Paweł Wilczak obdarza bohatera tajemniczym urokiem. Jego pan T. jest zaskakująco opanowany, nie daje satysfakcji przedstawicielom władzy, potrafi zachować klasę wobec kolejnych absurdów czy rozczarowań. Broni się przed ponurą codziennością błyskotliwym poczuciem humoru, a jego ostatnim bastionem wolności pozostaje wyobraźnia: imaginuje sceny, które staną się zaczątkiem wielkiej powieści z kryminalną intrygą osadzoną w powstającej z wojennych ruin stolicy.

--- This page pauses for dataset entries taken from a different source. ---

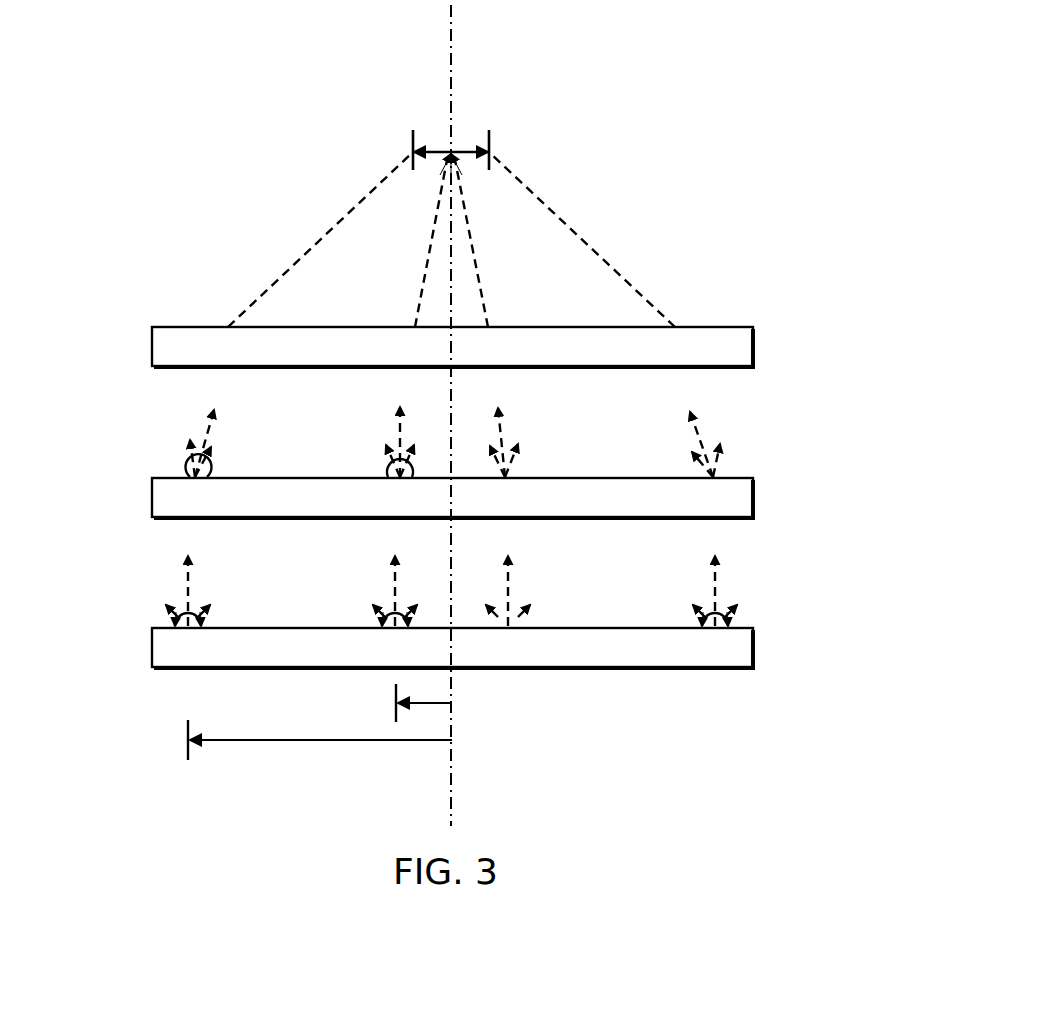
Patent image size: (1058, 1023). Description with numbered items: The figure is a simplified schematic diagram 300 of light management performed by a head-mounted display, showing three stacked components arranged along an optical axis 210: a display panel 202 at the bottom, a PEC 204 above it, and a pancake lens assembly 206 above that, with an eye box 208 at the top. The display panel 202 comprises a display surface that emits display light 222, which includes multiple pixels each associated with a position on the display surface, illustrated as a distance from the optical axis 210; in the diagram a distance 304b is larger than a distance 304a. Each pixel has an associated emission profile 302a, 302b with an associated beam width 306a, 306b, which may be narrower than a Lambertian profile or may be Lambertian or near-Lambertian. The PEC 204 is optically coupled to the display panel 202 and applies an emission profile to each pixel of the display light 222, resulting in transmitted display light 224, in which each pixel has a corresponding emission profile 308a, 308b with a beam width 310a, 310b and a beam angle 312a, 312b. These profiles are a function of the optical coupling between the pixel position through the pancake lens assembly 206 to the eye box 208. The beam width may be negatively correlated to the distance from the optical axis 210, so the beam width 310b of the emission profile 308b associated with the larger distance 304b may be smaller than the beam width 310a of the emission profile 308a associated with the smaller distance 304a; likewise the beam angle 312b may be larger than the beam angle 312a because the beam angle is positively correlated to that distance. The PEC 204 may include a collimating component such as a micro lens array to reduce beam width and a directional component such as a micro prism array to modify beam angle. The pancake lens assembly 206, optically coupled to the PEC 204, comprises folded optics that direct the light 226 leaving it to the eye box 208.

The diagram 300 is at (884, 118).
The optical axis 210 is at (452, 65).
The eye box 208 is at (492, 151).
The pancake lens assembly 206 is at (755, 345).
The PEC 204 is at (755, 495).
The display panel 202 is at (755, 646).
The light rays exiting pancake lens 226 is at (258, 240).
The transmitted display light 224 is at (369, 424).
The display light 222 is at (383, 572).
The emission profile 308a is at (374, 419).
The emission profile 308b is at (183, 421).
The beam width 310a is at (396, 466).
The beam width 310b is at (191, 462).
The beam angle 312a is at (415, 466).
The beam angle 312b is at (212, 463).
The emission profile 302a is at (376, 578).
The emission profile 302b is at (218, 576).
The beam width 306a is at (398, 606).
The beam width 306b is at (193, 608).
The distance 304a is at (418, 704).
The distance 304b is at (214, 742).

W jednej ze scen pan T. spotyka w toalecie towarzysza sekretarza (Jerzy Bończak w roli Bolesława Bieruta) i. obsikuje mu nogawkę - symbolicznie leje na system, który dzieli obywateli na lepsze i gorsze sorty, napuszcza ich na siebie, próbuje ingerować w każdy aspekt życia. Świat staje się dla bohatera nieznośnie jednowymiarowy. A ściany mają w nim uszy. Dosłownie. Sebastian Stankiewicz jako sąsiad ze szklanką do podsłuchiwania - marzący o zostaniu dziennikarzem prowincjusz, którego mentorem zostaje pan T. - przełamał komediowy wizerunek i zgarnął nagrodę w Gdyni za drugi plan.
W filmie pojawiają się ikony, zwykle wymieniane tylko z imienia: Stefan Kisielewski przywozi z Krakowa słoik małosolnych, a Zbigniew Herbert nadzoruje spółdzielnię zabawkarską, gdzie emerytowani profesorowie filozofii (Kazimierz Kutz, którego pamięci zadedykowano film, Leszek Balcerowicz i Jacek Fedorowicz) malują drewniane żyrafy.
Marcin Krzyształowicz, autor mocnej "Obławy", wraz z Andrzejem Gołdą mnożą w scenariuszu cytaty i pyszne epizody, jak rytuał publicznie składanej samokrytyki. Chwilami czuć przeładowanie materiałem, lecz wbrew zarzutom o czerpanie z "Dziennika 1954" więcej niż inspiracji (Matthew Tyrmand groził pozwem, ale na razie na tym koniec) twórcom nie sposób odmówić inwencji. Budują pejzaż tamtych czasów, który - mimo ironicznego ujęcia i nuty nostalgii - wygląda bardzo gorzko. Może dlatego, że rymuje się z naszym tu i teraz, m.in. sytuacją artystów skazanych na łaskę lub niełaskę władzy?
Z absurdów PRL-owskiej rzeczywistości wywiedzionych z twórczości nie tylko Leopolda Tyrmanda, ale też innych autorów (m.in. Tadeusza Konwickiego i Sławomira Mrożka; inspiracją wydają się również fotografie Tadeusza Rolkego), wyłania się w "Panu T." przewrotna opowieść o zniewoleniu.
Piotr Guszkowski
Awangarda 2
Kadr ze zwiastuna/YouTube
7 z 7
Zaśnij
Australia 2019
Horror. Studentka medycyny, której młodszy brat cierpi na grożącą śmiercią bezsenność, decyduje się umieścić go w eksperymentalnym "ośrodku leczniczym" w piwnicy jednego z budynków uniwersyteckich.